Google, yes. But this is third party developers.

yeah i just dunno why people are shocked by it, fairly sure it's clearly stated in the terms of service 

[Bananasplit_00]

27 minutes ago, chiller15 said:

It's when you install an app on your device and it asks for permission to access, read or manage your emails. I've edited the original post to reflect this, apologies that it wasn't clear earlier.

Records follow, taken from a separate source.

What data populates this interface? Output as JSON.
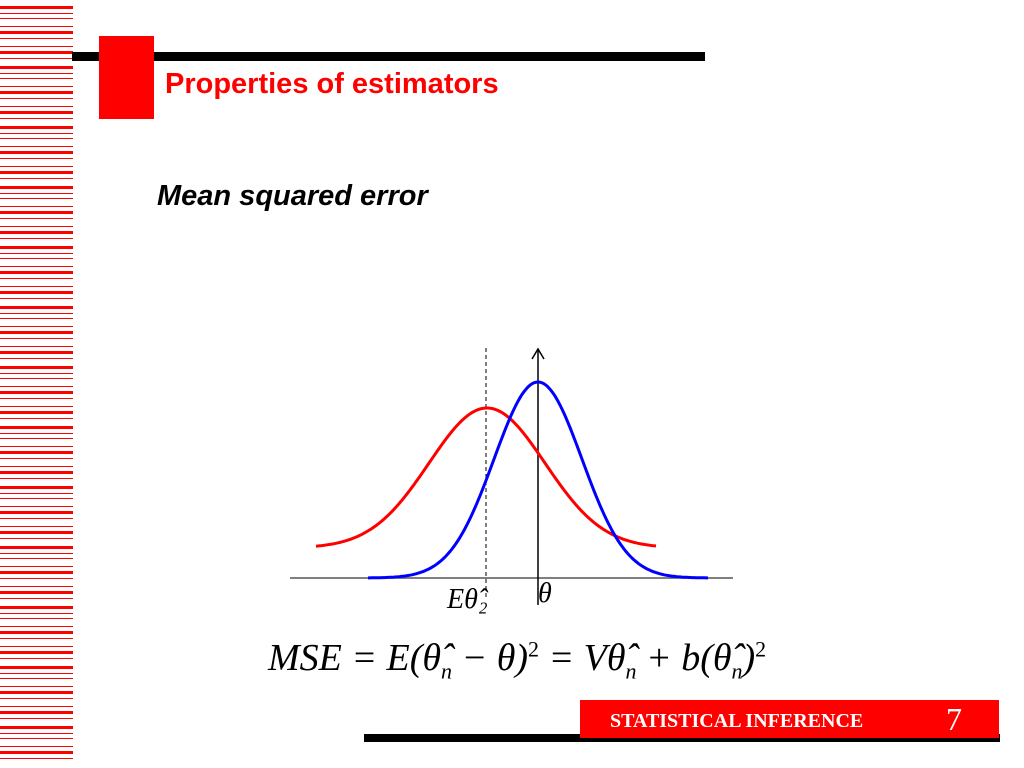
{
  "slide": {
    "title": "Properties of estimators",
    "subtitle": "Mean squared error",
    "footer_text": "STATISTICAL INFERENCE",
    "page_number": "7"
  },
  "figure": {
    "label_expected": "Eθ̂₂",
    "label_theta": "θ",
    "curve_colors": {
      "biased_estimator": "#ff0000",
      "other_estimator": "#0000ff"
    }
  },
  "formula": {
    "lhs": "MSE = E(",
    "theta_hat": "θ̂",
    "sub_n": "n",
    "mid": " − θ)",
    "sq": "2",
    "eq2": " = V",
    "plus_b": " + b(",
    "close": ")"
  },
  "colors": {
    "accent": "#ff0000",
    "bar": "#000000"
  }
}
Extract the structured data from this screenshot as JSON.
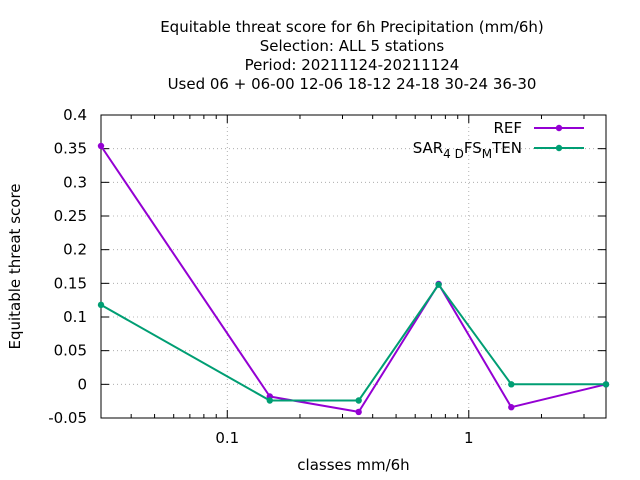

Literally never give apps that permission unless it's core to their function so that's fine I guess. I don't like it but it's kinda whatever as I don't really use my Gmail accounts for anything sensitive

[John Ellmaker]

I had one of the first protonmail accounts, but realized I never sent anything sensitive enough to warrant it.  Love the fact it exists but not useful to me, I suppose if I were a journalist in an oppressive country I’d think differently.

 

Exchange online by Microsoft has azure for end to end encryption and I seem to only ever use that for demonstration to clients who want it.  There’s not a more reliable email service out there imo, and I’ve heard the pitches for all.

[Arika]

This is why if the permissions dont make sense for the type of app I'm downloading, I don't install it

[RuffRuffmcgruff]

6 hours ago, Master Disaster said:

-snip-

I saw exactly the same advert, made me laugh out loud. The absolute snakes, it's insulting to see how dumb they think people are. But then again it's scary to realise that they're completely right to assume they are at the same time!

[Sniperfox47]

Wait... so the issue here is that apps in your email client, that are to help you with your emails, that you agreed to let read your emails on a clear permission screen, can in fact read your emails like for realsies?

 

I think I've lost what little faith I still had in humanity.

 

 

I mean I don't know how you can be any less ambiguous than that it can "View your email messages when the add-on is running"

[Ariolander]

Does this kind of permissions shenanigans also affect G-Suite's Paid Email?

 

Do you think Exchange Online / Office 365 Business Essentials would be a better option? I use Outlook for work email both on my desktop and my phone. Do you think using Microsoft's paid email service would be good for personal use as well?

[TacoSenpai]

I made the switch to protonmail months ago and I'm glad I did on so many levels.